Поселковый детектив — страница 2 из 10

— Вы извините, — разъясняет он происшедшее недоразумение. — Наша секретарша работник новый и не знает, что наше управление раньше было и только теперь его нет.

— А что с ним стряслось?

— Слили. С охотой, заповедниками и прочим. Вот сейчас спешу на совещание об отстреле вепрей. А вы уж побеседуйте с моим заместителем, Анатолием Ивановичем.

Беседа, как принято говорить, протекала в духе взаимопонимания, но оптимизма не вызвала. В ходе ее, в частности, выяснилось, что:

— законченную систему полезащитных полос, например, в РСФСР, имеют лишь несколько сот совхозов и колхозов, а в большинстве хозяйств эти работы еще далеки от завершения;

— со времени последней инвентаризации по той же Российской Федерации заложено столько же гектаров новых лесных полос, сколько и подлежит списанию как погибших;

— механизация работ по полезащитному лесоразведению и в особенности по уходу за лесополосами оставляет желать лучшего; многие механизмы разработаны, спроектированы, но не выпускаются промышленностью;

— недоверие к лесополосам до конца не преодолено, хозяйства отводят под них землю неохотно; в ряде мест это зависит от пресловутых «волевых» решений.

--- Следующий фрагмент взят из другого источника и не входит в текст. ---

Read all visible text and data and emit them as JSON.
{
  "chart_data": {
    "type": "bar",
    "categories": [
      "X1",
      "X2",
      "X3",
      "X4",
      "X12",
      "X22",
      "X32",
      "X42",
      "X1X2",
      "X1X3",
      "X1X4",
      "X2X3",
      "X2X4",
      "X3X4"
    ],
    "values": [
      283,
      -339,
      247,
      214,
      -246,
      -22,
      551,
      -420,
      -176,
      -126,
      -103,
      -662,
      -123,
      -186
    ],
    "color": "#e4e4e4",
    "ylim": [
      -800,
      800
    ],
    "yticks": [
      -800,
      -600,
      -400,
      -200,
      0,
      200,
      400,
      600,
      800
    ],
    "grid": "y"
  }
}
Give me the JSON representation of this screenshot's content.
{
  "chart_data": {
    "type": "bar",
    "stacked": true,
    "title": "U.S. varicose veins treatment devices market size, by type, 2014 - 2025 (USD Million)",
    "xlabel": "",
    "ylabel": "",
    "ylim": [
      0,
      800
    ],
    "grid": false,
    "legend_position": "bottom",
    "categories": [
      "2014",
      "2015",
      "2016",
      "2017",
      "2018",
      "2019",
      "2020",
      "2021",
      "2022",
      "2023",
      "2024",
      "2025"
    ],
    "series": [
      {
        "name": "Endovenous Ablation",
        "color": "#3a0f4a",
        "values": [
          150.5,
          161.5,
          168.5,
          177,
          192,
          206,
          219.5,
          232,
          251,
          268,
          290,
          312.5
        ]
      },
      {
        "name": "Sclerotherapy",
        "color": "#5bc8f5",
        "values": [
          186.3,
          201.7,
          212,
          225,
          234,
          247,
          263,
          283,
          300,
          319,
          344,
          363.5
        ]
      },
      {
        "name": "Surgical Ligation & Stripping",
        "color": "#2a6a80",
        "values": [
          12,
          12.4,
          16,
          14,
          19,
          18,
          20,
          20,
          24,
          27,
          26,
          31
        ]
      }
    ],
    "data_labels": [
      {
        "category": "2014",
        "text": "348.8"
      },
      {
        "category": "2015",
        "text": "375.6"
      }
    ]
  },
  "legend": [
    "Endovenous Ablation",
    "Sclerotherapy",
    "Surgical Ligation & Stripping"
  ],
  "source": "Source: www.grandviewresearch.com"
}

…Страдает Лес, бедствует Пашня, томится окутанная злыми чарами Красавица Полоска. Кто же и когда окончательно ее расколдует?

ПОЮЩИЕ ПАССАЖИРЫ

Теперь в большой моде вокальные ансамбли с названиями, где обязательно присутствует звучащее словечко. Слыхали, наверное, «Поющие гитары», «Поющие сердца», «Поющие струны». Говорят, есть даже «Поющие рельсы», хотя рельсы, кажется, не поют, а только гудят…

Ну, а что вы знаете об увлекающихся вокалом пассажирах? Ничего особенного или совсем мало? Я тоже. Конечно, мне приходилось встречать путников, у которых любой вечер в купе не обходился без популярных мелодий. Но не будем задерживать на них своего внимания — их не так много, и общественного интереса они не представляют. Это скорее мурлыки, но никак не певцы.

Однако недавно случай свел меня со стопроцентным пассажиром-песняром.

Я приехал к приятелю и застал его за чтением толстого журнала. Телевизор не был включен, хотя уже давно начался футбольный репортаж. Заметив мой недоуменный взгляд, приятель указал на плотно закрытую дверь соседней комнаты.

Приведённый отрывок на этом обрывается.